She is a Canadian, and she had come to the Rio Grande Valley with eight other colleagues to see what she could learn about how our community cares for its children. She is a physician, and her life’s work is to care for others. In her case, she carries a special interest in the poor and to the little ones—those who are “other” in our health care system.
Sara is also a faithful Muslim woman, someone who each day wears a hijab, a veil, which covers her hair.
Last week, we traveled together to Austin, to participate in a march protesting Texas’ pending anti-immigrant legislation.
It was 4am when we hit the highway in Brownsville, aiming to join the march by noon.
“Ok,” I said, driving north, “I know nothing about Islam. Help me understand.”
“OK,” she echoed, and for the next five hours we talked about God and faith and community, about mercy and forgiveness, about hard choices and fundamentalists.
We covered prayer and fasting, the Muslim restrictions on interest (on loans) and its insistence on charity.
The conversation circled again and again to the basic tenet of religious faith—it is love in action that frees us from ourselves, and brings us peace.
After a couple of hours, it was Sara’s turn to drive. We had been discussing the notion of submission as the key virtue in Islam as she put the car into gear. She went from 0 to 70 miles an hour in fifteen feet, cutting off a tractor trailer, merrily skipping up the entrance ramp onto the expressway. “My mom is a driving instructor,” she noted, as the tires squealed, “but I never really got the hang of driving.”
I submitted myself, rather irreligiously, to total body fright, as she cut across two lanes of traffic and settled into the last part of the drive.
When I recovered my breath, I asked her about women’s role in Islam.
She smiled and said, “Let’s start with the veil—it is my choice to wear hijab, and to follow this commandment from God. It reminds me of my faith, it’s like the veil that nuns wear and orthodox Jews. With the veil, I can be an ambassador of Islam to those around me. And because women have become objects in this society—judged on their looks—the veil takes me away from the superficial realm and allows me to be judged based on my character, on my contributions to society and not on my appearance. It is a form of modesty in the midst of a world that seems to have lost its mind. It is not just my head that I cover—I take care not to put my body on display. It is a way to help me and others keep the right focus in life.”
I discovered that Sara talked the same way that she drove—quickly and daringly. Unlike her driving, which had made me think about whether or not my will was up to date, the conversation with her left me thinking about life and all of its possibilities.
We made it back to Brownsville; Sara and her colleagues finished up their work and their month-long coursework. They were impressed by the solidarity in the border communities, worried about children held in detention, overwhelmed by the need and the lack of resources. It seemed to me, as well, that they had fallen in love with this corner of the United States.

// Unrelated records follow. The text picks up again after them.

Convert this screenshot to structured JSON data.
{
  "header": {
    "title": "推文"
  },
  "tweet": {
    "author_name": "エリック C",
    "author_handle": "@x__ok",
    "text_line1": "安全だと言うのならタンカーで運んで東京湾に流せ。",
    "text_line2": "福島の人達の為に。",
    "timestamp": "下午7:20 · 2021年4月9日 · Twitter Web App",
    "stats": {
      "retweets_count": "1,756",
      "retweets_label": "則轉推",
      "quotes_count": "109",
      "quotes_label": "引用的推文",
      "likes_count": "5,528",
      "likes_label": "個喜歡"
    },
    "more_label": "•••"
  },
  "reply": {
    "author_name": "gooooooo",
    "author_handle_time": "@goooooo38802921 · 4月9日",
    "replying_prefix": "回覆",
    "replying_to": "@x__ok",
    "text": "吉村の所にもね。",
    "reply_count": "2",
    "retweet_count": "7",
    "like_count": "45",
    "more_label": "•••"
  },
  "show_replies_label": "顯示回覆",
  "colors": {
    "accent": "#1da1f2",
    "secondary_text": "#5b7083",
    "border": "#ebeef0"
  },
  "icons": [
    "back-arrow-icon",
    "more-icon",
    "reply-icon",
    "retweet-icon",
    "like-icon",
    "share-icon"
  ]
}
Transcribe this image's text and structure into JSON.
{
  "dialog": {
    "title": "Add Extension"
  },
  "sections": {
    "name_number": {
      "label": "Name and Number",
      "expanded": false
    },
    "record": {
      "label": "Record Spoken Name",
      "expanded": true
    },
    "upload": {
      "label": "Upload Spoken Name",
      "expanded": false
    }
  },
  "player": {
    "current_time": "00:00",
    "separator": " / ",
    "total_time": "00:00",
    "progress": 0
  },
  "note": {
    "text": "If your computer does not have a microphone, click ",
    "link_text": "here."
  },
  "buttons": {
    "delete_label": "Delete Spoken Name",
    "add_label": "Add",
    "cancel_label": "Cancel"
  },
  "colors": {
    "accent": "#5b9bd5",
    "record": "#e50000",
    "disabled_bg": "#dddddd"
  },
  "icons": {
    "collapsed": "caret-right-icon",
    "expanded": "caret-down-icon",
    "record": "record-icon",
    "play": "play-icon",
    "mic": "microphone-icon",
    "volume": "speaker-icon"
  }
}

Sara was the last one to depart. As she approached airport security, she realized that she was going to have to submit to the indignity of the body scan machine. Like everyone else that was traveling that day, she was electronically strip searched. Sara’s one consolation was that she would, at least, be spared the shame of being patted down.
But no, her silken-polyester veil, although worn as an effort at modesty, and as a sign of respect for others, made her “other”, and, therefore, suspicious. She was pulled out of line. Her head was patted down, a silly, demeaning act, given that the scanner had already searched her entire body. There were no scanner-invisible weapons concealed under her scarf, and Sara was allowed to head home to Canada.
Sara called it her exit interview from the course on the Valley, for she had come to our home to discover what it was like to be outside systems of care, to be “other.” As she left, she was examined and judged to be, “other.”
The lessons of that experience would take hours to tell, and I pray one day to get to have that conversation with her.